The series of ten consecutive Fed rate hikes has come to an end.
It was telegraphed by the Fed, just two weeks ago, as two voting members introduced the word "skip," related to this June 14 meeting. As we discussed the following day, it was deliberate (a signal to set market expectations).
So, now we follow an unanimous May hike (despite plenty of uncertainty surrounding the bank shock), with an unanimous pause.
This unanimity streak in the Fed might sound familiar, as they were also in complete agreement back in 2021, that the multi-decade high inflation was "transitory." And subsequently, they unanimously flip-flopped, by late 2021, becoming tough-talking inflation fighters.
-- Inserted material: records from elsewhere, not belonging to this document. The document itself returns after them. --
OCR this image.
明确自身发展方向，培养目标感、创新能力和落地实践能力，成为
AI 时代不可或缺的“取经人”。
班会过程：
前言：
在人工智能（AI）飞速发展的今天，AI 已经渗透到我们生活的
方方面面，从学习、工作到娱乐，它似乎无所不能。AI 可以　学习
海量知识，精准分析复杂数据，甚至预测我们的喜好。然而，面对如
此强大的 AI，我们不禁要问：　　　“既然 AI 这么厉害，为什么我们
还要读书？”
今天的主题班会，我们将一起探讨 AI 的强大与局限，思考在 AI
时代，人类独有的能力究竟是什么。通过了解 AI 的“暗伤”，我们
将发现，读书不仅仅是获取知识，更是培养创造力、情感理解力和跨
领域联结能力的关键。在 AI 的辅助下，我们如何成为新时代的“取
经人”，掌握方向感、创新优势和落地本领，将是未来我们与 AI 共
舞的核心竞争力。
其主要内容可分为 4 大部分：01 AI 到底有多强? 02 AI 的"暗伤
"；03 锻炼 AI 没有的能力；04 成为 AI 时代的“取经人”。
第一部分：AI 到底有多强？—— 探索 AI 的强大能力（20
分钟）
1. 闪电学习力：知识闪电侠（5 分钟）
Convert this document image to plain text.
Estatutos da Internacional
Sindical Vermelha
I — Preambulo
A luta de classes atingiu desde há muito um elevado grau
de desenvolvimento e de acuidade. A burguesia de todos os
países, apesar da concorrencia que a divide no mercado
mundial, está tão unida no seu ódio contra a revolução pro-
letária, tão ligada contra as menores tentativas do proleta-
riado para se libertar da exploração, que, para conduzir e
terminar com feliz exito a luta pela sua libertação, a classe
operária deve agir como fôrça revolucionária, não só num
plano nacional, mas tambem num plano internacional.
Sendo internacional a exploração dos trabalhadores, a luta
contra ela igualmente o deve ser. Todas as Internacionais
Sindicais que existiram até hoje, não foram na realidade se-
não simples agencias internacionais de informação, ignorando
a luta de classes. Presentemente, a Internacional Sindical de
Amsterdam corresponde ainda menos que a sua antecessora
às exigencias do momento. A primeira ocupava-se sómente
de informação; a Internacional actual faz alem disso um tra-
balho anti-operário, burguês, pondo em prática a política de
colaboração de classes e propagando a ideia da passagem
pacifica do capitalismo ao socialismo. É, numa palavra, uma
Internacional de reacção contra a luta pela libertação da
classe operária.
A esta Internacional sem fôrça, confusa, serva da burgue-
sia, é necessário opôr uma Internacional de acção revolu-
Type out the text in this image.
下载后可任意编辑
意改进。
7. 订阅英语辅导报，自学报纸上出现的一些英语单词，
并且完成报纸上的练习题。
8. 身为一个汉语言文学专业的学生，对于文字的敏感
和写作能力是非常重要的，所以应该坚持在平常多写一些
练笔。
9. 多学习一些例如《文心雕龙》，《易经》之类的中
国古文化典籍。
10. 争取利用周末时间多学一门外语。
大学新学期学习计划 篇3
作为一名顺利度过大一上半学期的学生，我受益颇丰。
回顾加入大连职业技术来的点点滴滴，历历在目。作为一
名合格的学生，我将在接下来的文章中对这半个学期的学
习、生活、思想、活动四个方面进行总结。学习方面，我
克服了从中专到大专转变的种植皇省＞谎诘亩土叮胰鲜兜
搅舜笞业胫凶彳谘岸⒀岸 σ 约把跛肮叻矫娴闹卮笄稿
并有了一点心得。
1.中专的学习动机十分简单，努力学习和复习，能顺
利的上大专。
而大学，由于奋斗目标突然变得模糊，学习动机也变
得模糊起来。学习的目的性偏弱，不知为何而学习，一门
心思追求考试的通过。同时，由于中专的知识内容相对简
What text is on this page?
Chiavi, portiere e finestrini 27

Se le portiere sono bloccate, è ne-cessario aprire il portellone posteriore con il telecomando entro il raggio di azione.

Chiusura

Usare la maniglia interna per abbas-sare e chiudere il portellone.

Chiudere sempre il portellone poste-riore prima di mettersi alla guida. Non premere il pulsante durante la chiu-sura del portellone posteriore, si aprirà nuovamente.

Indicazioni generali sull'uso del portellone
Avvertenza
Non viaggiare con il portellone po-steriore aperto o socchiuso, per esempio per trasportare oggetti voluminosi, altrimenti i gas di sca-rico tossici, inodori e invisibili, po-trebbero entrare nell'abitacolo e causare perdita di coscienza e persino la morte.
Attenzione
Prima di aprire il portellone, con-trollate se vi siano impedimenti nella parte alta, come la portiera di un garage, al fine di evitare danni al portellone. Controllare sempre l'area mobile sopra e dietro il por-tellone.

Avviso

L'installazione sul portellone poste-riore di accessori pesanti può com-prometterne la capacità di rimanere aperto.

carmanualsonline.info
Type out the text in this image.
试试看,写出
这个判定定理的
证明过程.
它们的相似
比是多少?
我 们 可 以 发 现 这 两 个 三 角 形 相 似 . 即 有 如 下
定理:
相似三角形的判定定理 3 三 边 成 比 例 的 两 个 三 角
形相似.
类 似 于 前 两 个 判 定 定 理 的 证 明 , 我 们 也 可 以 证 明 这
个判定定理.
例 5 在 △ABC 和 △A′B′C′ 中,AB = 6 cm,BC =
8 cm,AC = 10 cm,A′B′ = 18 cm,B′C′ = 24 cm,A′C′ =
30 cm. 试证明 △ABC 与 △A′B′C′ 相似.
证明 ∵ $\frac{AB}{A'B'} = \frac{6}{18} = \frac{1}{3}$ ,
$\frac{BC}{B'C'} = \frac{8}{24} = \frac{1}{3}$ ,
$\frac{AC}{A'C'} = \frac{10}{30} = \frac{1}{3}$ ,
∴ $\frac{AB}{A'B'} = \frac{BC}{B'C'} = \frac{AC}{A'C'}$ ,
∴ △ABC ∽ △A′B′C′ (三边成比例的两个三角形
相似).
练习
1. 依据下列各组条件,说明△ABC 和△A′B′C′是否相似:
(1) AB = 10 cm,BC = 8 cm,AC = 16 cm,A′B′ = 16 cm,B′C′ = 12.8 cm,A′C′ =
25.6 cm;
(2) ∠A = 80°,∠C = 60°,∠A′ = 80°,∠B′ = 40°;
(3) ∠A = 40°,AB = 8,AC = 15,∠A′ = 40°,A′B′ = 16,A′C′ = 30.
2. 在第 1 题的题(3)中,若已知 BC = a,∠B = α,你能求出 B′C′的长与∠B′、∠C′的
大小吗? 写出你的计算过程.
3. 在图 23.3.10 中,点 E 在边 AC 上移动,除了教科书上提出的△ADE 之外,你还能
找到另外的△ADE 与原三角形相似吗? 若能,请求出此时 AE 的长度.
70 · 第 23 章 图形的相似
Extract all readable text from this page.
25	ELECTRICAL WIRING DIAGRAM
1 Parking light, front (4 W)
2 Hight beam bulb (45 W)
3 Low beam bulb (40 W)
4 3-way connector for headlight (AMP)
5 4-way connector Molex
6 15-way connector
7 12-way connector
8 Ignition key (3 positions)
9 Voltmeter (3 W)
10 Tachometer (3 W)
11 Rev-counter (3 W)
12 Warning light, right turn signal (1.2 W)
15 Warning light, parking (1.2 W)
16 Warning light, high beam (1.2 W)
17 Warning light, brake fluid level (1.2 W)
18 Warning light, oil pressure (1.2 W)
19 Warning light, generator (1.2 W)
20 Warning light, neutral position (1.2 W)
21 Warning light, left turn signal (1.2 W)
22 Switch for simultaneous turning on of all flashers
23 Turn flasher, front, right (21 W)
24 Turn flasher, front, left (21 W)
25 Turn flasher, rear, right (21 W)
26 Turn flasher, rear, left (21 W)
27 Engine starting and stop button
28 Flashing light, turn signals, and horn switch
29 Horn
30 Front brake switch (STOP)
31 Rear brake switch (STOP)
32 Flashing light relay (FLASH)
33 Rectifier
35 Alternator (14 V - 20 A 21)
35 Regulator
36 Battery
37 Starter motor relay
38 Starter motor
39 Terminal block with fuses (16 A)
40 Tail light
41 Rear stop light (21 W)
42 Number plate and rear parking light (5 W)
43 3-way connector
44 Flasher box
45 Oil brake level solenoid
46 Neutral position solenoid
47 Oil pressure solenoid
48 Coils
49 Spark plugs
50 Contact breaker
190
In one of the more complicated environments in history, finding 11 (in the case of yesterday's vote) economists to agree with each other, so consistently, is hard to believe.
With that, it's fair to say that unanimity strengthens one of the Fed's very effective tools: "guidance," otherwise known as manipulating public perception.
What else do they unanimously agree on? None of them see a rate cut this year.
That said, they upgraded their view on growth for the year. And they see inflation (their favored core PCE measure) sticking at firmer levels. This fits with the view we discussed yesterday: hotter growth, hotter than average inflation ... hold there and inflate away the massive government debt-load.